There's a happy middle here.  Measles, rubella, polio and chickenpox vaccines have been around for years.  Covid vaccines have not.  Only the Pfizer is FDA approved, and that is just very recently.   While some vaccines do require booster shots - multiple boosters after short intervals is unheard of.

7 minutes ago, Procus said:

There's a happy middle here.  Measles, rubella, polio and chickenpox vaccines have been around for years.  Covid vaccines have not.  Only the Pfizer is FDA approved, and that is just very recently.   While some vaccines do require booster shots - multiple boosters after short intervals is unheard of.

:roll:  It's always the trumpbots that are literally the dumbest humans ever to have existed in history.

 

All infants younger than 24 months should receive four doses of the vaccine, the first one at 2 months.

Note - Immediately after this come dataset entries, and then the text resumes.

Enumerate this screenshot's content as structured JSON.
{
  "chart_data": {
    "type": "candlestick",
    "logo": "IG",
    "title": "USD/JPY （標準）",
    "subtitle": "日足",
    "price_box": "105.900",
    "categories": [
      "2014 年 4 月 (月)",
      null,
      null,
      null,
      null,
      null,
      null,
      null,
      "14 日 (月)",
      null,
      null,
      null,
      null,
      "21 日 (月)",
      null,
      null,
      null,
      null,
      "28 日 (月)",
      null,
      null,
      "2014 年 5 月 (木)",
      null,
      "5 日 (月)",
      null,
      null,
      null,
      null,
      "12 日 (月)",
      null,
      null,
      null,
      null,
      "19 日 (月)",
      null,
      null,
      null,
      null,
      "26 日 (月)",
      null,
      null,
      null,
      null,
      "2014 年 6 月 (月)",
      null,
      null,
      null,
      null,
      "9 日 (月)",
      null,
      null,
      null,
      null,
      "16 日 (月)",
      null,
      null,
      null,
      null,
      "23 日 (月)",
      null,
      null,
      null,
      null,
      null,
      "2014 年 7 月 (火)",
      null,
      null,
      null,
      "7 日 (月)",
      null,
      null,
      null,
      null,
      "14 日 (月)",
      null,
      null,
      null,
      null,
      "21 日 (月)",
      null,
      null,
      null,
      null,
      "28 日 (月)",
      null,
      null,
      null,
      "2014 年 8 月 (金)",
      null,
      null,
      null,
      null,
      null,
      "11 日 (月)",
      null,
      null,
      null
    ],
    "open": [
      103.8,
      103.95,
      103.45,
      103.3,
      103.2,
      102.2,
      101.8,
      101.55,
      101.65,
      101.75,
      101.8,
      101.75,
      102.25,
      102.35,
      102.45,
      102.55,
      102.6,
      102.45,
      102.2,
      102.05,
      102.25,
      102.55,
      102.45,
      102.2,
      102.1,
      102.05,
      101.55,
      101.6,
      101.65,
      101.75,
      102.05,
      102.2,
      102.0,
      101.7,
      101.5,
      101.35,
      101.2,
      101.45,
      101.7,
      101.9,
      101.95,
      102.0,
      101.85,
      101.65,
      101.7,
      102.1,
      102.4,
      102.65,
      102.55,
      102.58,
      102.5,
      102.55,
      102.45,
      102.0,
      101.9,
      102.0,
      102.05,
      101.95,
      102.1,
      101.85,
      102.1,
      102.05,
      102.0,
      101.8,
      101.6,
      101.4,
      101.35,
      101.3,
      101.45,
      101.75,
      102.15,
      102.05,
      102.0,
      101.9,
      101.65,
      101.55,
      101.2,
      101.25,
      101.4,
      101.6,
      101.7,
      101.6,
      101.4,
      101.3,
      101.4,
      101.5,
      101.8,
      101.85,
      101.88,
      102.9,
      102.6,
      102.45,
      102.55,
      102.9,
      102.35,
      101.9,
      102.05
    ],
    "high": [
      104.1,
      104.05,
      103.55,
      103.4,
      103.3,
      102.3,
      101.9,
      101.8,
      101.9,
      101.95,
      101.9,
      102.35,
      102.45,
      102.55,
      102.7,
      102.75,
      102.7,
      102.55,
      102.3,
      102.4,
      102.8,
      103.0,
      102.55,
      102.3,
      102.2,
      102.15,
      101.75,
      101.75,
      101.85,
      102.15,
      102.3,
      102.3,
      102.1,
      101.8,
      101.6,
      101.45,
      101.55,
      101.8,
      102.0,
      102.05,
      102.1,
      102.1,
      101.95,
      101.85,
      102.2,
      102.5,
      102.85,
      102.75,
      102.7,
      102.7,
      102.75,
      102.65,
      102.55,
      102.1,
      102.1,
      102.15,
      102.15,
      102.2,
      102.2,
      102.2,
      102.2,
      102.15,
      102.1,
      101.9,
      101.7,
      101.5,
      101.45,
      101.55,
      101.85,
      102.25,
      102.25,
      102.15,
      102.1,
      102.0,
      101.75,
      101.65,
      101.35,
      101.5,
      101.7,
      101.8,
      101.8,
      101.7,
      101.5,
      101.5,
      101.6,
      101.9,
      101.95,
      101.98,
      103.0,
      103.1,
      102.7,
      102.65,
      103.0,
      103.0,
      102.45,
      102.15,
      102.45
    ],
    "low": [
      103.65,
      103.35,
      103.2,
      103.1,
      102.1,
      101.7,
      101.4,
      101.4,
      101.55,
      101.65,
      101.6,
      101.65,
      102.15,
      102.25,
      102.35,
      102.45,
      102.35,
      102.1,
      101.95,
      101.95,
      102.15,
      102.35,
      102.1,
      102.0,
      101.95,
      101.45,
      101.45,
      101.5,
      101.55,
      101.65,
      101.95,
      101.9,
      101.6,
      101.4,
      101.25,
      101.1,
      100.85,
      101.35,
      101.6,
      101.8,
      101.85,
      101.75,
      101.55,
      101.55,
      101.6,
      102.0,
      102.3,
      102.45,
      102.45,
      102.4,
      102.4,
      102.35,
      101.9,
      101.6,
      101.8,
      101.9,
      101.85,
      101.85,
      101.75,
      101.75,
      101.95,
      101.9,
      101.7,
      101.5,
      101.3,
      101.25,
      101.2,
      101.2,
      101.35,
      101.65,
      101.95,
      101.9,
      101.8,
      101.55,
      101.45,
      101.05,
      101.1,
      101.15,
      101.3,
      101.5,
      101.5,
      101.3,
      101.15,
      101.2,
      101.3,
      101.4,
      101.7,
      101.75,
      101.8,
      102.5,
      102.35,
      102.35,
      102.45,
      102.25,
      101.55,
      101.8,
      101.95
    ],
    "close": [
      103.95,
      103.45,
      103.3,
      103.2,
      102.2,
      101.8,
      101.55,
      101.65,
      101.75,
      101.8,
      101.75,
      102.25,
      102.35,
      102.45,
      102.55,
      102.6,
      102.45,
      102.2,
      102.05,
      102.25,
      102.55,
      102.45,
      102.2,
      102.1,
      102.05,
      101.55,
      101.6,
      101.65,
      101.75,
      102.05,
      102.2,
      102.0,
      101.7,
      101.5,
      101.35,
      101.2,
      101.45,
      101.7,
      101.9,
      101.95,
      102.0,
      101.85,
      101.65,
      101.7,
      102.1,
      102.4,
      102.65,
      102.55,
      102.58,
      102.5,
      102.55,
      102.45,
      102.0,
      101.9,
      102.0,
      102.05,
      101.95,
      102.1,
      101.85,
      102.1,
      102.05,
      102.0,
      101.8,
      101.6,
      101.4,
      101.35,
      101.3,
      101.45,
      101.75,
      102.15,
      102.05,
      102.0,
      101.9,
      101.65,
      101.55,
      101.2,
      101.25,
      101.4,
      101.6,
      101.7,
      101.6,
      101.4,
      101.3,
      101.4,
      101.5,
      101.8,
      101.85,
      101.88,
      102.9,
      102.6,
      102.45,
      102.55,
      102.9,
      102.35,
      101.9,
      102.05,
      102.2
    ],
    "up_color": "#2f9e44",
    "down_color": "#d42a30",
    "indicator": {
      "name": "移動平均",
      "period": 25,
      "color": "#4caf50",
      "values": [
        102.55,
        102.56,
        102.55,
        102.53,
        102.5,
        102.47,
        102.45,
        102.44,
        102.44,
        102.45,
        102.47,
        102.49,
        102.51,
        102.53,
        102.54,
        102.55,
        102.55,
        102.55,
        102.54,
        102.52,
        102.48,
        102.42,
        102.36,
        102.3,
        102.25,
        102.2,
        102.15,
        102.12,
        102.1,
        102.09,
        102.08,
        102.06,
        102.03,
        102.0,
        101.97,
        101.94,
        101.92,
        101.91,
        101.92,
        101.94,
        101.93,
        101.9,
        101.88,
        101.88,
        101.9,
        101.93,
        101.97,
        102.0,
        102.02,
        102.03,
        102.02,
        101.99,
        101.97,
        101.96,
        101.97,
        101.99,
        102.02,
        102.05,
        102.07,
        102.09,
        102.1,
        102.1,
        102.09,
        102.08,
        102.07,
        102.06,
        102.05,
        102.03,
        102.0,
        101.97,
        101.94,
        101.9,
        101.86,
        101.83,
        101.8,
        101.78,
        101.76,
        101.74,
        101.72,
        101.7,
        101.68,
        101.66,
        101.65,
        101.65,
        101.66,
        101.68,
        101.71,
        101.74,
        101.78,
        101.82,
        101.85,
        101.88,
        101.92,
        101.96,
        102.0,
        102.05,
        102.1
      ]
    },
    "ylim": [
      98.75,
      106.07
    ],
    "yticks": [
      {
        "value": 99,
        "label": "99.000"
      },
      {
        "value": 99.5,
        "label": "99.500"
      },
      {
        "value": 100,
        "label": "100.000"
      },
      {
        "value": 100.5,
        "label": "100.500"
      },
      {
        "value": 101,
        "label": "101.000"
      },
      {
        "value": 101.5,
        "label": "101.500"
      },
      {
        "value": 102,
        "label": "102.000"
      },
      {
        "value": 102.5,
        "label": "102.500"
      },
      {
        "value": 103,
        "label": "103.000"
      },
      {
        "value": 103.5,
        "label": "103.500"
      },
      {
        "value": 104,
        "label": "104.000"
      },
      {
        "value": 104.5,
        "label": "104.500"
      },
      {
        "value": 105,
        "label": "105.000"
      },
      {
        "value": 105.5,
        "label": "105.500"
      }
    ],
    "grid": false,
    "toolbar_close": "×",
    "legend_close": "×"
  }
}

The next two shots should be given at 4 months and 6 months, with a final booster that should be given at 12 to 15 months. Children who do not get their shot at these times should still get the vaccine.

https://www.webmd.com/children/vaccines/pneumococcal-vaccine-1

8 minutes ago, Procus said:

There's a happy middle here.  Measles, rubella, polio and chickenpox vaccines have been around for years.  Covid vaccines have not.  Only the Pfizer is FDA approved, and that is just very recently.   While some vaccines do require booster shots - multiple boosters after short intervals is unheard of.

The stupid. It burns. 

2 hours ago, Toastrel said:

You aret already vaccinated for a half a dozen diseases. You can get an FDA approved vaccine.

Your chances of a bad reaction are far less than your chances of one to COVID.

Do the smart thing.

I consider myself fortunate. Other than soreness at the injection site, I never had the symptoms many report after the 2nd shot. It kicked my wife's ass for about 36 hours, but I went to work the following day expecting it to hit me later that day, but it never happened.

2 hours ago, caesar said:

Good riddance to that dude.   What's with computer people these days?   They used to be hippies and generally liberal (Steve Jobs was a hippie in his young days).  It seems they are now mostly conservative.  Not sure why that flipped.

IT people skew libertarian, not liberal.

1 minute ago, JohnSnowsHair said:

IT people skew libertarian, not liberal.

This is accurate. It's the devs that are typically liberal.